2Manuscrit reçu le 20 juin 2022 et accepté le 5 juillet 2022.
3Publié selon les termes de la licence Creative Commons CC-BY 4.
1. Introduction
Le charançon rouge du palmier CRP Rhynchophorus ferrugineus (Olivier, 1790) est un insecte tropical originaire d’Asie du sud qui représente une menace pour le secteur des dattes en Tunisie (Anonyme, 2017). Ce curculionidé envahissant s'est répandu au Moyen-Orient, en Afrique et dans tout le pourtour méditerranéen depuis 1980 (Rochat et al., 2017). Les échanges commerciaux et illégaux de palmiers ornementaux sont la cause principale du passage du charançon rouge du palmier en Europe. Dans les années 90, il est apparu sur Phoenix dactylifera L. en Iran puis en Egypte. Il est arrivé en Tunisie en 2011 dans la région de Carthage (Chebbi, 2011). Actuellement, cet insecte est présent sur le palmier d’ornement Phoenix canariensis (Hort. ex Chabaud, 1882 ) dans les 4 gouvernorats du grand Tunis (Tunis, Ariana, Ben Arous et Manouba) et dans les 3 gouvernorats limitrophes sur un rayon de 60 km (Bizerte, Nabeul et Zaghouan).

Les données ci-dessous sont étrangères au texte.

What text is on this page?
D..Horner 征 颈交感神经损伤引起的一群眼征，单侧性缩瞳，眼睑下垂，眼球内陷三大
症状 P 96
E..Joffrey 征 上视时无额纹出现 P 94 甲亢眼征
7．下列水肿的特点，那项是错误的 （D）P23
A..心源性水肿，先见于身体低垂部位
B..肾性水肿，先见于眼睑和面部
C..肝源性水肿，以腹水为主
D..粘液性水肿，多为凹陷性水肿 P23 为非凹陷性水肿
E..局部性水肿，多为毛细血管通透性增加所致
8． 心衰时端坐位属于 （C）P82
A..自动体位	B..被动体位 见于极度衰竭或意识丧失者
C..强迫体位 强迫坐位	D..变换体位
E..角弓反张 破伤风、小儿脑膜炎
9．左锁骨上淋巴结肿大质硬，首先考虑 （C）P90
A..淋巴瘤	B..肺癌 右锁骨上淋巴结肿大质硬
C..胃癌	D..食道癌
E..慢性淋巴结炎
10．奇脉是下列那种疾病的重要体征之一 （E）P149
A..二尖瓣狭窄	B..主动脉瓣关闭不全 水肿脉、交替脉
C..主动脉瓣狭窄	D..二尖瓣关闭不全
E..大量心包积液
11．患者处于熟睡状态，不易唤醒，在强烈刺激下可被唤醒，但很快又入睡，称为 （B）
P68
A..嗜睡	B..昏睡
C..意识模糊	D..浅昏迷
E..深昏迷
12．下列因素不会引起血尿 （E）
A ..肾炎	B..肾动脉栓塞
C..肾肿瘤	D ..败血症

4Depuis 2015, une stratégie nationale de lutte contre le CRP a été élaborée par le Ministère de l’Agriculture. Elle repose sur quatre axes : (1) la surveillance et la détection précoce ; (2) le traitement chimique (douchage et endothérapie) ; (3) le piégeage par les phéromones et les kairomones et (4) l’assainissement mécanique (DGSVCIA, 2019).
Malgré tous les efforts produits, le CRP n’est pas encore éradiqué des régions du Nord et les risques d’introduction dans les oasis demeurent très élevés.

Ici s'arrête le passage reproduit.